Associations of DNA methylation in breast tumour subtypes with parity and breastfeeding in a cohort of 1459 Black women: implications for public health.

Abstract

Objective: Having children reduces risk of breast cancer overall, but parity without breastfeeding, more prevalent among black women, increases risk of poor-prognosis oestrogen receptor negative (ER-) breast cancer. We investigated if relationships between parity, breastfeeding and ER subtypes result from epigenetic programming, potentially steering breast progenitor cells to a basal-like phenotype.

Methods and analysis: The Illumina MethylationEPIC platform was used to assess genome-wide methylation in formalin-fixed, paraffin-embedded tumours from 1459 Black women with breast cancer. Methylation was evaluated in relation to parity, breastfeeding and breast cancer subtypes in a case-only analysis, with methylation-gene expression pairs tested in a subset of cases. We then performed functional enrichment analysis for probes significantly associated with parity and breastfeeding.

Results: Among women who did not breastfeed (n=634), there were 500 significant (p<1e-5) differentially methylated loci (DML) by parity, compared with only five DMLs among women who had breastfed their children (n=568). One of the top DML genes was FOXA1, pivotal in governing the luminal lineage of progenitor cells, with a statistically significant interaction (p=0.04) for number of births and breastfeeding. Associations were strongest for ER- disease.
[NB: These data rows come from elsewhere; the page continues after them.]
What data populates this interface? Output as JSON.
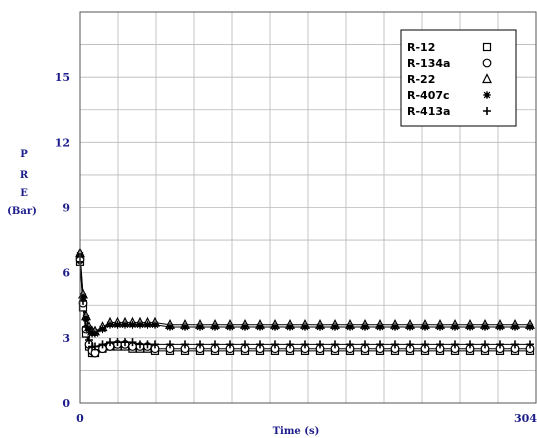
{
  "chart_data": {
    "type": "scatter",
    "xlabel": "Time (s)",
    "ylabel_lines": [
      "P",
      "R",
      "E",
      "(Bar)"
    ],
    "xlim": [
      0,
      304
    ],
    "ylim": [
      0,
      18
    ],
    "x_ticks": [
      {
        "value": 0,
        "label": "0"
      },
      {
        "value": 304,
        "label": "304"
      }
    ],
    "y_ticks": [
      {
        "value": 0,
        "label": "0"
      },
      {
        "value": 3,
        "label": "3"
      },
      {
        "value": 6,
        "label": "6"
      },
      {
        "value": 9,
        "label": "9"
      },
      {
        "value": 12,
        "label": "12"
      },
      {
        "value": 15,
        "label": "15"
      }
    ],
    "grid": true,
    "legend_position": "top-right",
    "series": [
      {
        "name": "R-12",
        "marker": "square",
        "x": [
          0,
          2,
          4,
          6,
          8,
          10,
          15,
          20,
          25,
          30,
          35,
          40,
          45,
          50,
          60,
          70,
          80,
          90,
          100,
          110,
          120,
          130,
          140,
          150,
          160,
          170,
          180,
          190,
          200,
          210,
          220,
          230,
          240,
          250,
          260,
          270,
          280,
          290,
          300
        ],
        "y": [
          6.5,
          4.4,
          3.2,
          2.6,
          2.3,
          2.3,
          2.5,
          2.6,
          2.6,
          2.6,
          2.5,
          2.5,
          2.5,
          2.4,
          2.4,
          2.4,
          2.4,
          2.4,
          2.4,
          2.4,
          2.4,
          2.4,
          2.4,
          2.4,
          2.4,
          2.4,
          2.4,
          2.4,
          2.4,
          2.4,
          2.4,
          2.4,
          2.4,
          2.4,
          2.4,
          2.4,
          2.4,
          2.4,
          2.4
        ]
      },
      {
        "name": "R-134a",
        "marker": "circle",
        "x": [
          0,
          2,
          4,
          6,
          8,
          10,
          15,
          20,
          25,
          30,
          35,
          40,
          45,
          50,
          60,
          70,
          80,
          90,
          100,
          110,
          120,
          130,
          140,
          150,
          160,
          170,
          180,
          190,
          200,
          210,
          220,
          230,
          240,
          250,
          260,
          270,
          280,
          290,
          300
        ],
        "y": [
          6.6,
          4.6,
          3.4,
          2.7,
          2.4,
          2.3,
          2.5,
          2.6,
          2.7,
          2.7,
          2.6,
          2.6,
          2.6,
          2.5,
          2.5,
          2.5,
          2.5,
          2.5,
          2.5,
          2.5,
          2.5,
          2.5,
          2.5,
          2.5,
          2.5,
          2.5,
          2.5,
          2.5,
          2.5,
          2.5,
          2.5,
          2.5,
          2.5,
          2.5,
          2.5,
          2.5,
          2.5,
          2.5,
          2.5
        ]
      },
      {
        "name": "R-22",
        "marker": "triangle",
        "x": [
          0,
          2,
          4,
          6,
          8,
          10,
          15,
          20,
          25,
          30,
          35,
          40,
          45,
          50,
          60,
          70,
          80,
          90,
          100,
          110,
          120,
          130,
          140,
          150,
          160,
          170,
          180,
          190,
          200,
          210,
          220,
          230,
          240,
          250,
          260,
          270,
          280,
          290,
          300
        ],
        "y": [
          6.9,
          5.0,
          4.0,
          3.5,
          3.3,
          3.3,
          3.5,
          3.7,
          3.7,
          3.7,
          3.7,
          3.7,
          3.7,
          3.7,
          3.6,
          3.6,
          3.6,
          3.6,
          3.6,
          3.6,
          3.6,
          3.6,
          3.6,
          3.6,
          3.6,
          3.6,
          3.6,
          3.6,
          3.6,
          3.6,
          3.6,
          3.6,
          3.6,
          3.6,
          3.6,
          3.6,
          3.6,
          3.6,
          3.6
        ]
      },
      {
        "name": "R-407c",
        "marker": "star",
        "x": [
          0,
          2,
          4,
          6,
          8,
          10,
          15,
          20,
          25,
          30,
          35,
          40,
          45,
          50,
          60,
          70,
          80,
          90,
          100,
          110,
          120,
          130,
          140,
          150,
          160,
          170,
          180,
          190,
          200,
          210,
          220,
          230,
          240,
          250,
          260,
          270,
          280,
          290,
          300
        ],
        "y": [
          6.8,
          4.9,
          3.9,
          3.4,
          3.2,
          3.2,
          3.4,
          3.6,
          3.6,
          3.6,
          3.6,
          3.6,
          3.6,
          3.6,
          3.5,
          3.5,
          3.5,
          3.5,
          3.5,
          3.5,
          3.5,
          3.5,
          3.5,
          3.5,
          3.5,
          3.5,
          3.5,
          3.5,
          3.5,
          3.5,
          3.5,
          3.5,
          3.5,
          3.5,
          3.5,
          3.5,
          3.5,
          3.5,
          3.5
        ]
      },
      {
        "name": "R-413a",
        "marker": "plus",
        "x": [
          0,
          2,
          4,
          6,
          8,
          10,
          15,
          20,
          25,
          30,
          35,
          40,
          45,
          50,
          60,
          70,
          80,
          90,
          100,
          110,
          120,
          130,
          140,
          150,
          160,
          170,
          180,
          190,
          200,
          210,
          220,
          230,
          240,
          250,
          260,
          270,
          280,
          290,
          300
        ],
        "y": [
          6.5,
          4.7,
          3.5,
          2.9,
          2.6,
          2.6,
          2.7,
          2.8,
          2.8,
          2.8,
          2.8,
          2.7,
          2.7,
          2.7,
          2.7,
          2.7,
          2.7,
          2.7,
          2.7,
          2.7,
          2.7,
          2.7,
          2.7,
          2.7,
          2.7,
          2.7,
          2.7,
          2.7,
          2.7,
          2.7,
          2.7,
          2.7,
          2.7,
          2.7,
          2.7,
          2.7,
          2.7,
          2.7,
          2.7
        ]
      }
    ]
  }
}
Conclusion: In this large study of Black women with breast cancer, we elucidated biological pathways for the observed associations between parity without breastfeeding and breast cancer subtypes, revealing distinct molecular alterations in breast DNA, particularly for ER- tumours. Black women in the USA tend to have more children and are less likely to breastfeed; their breast cancer risk may be reduced by societal systems that promote and support breastfeeding.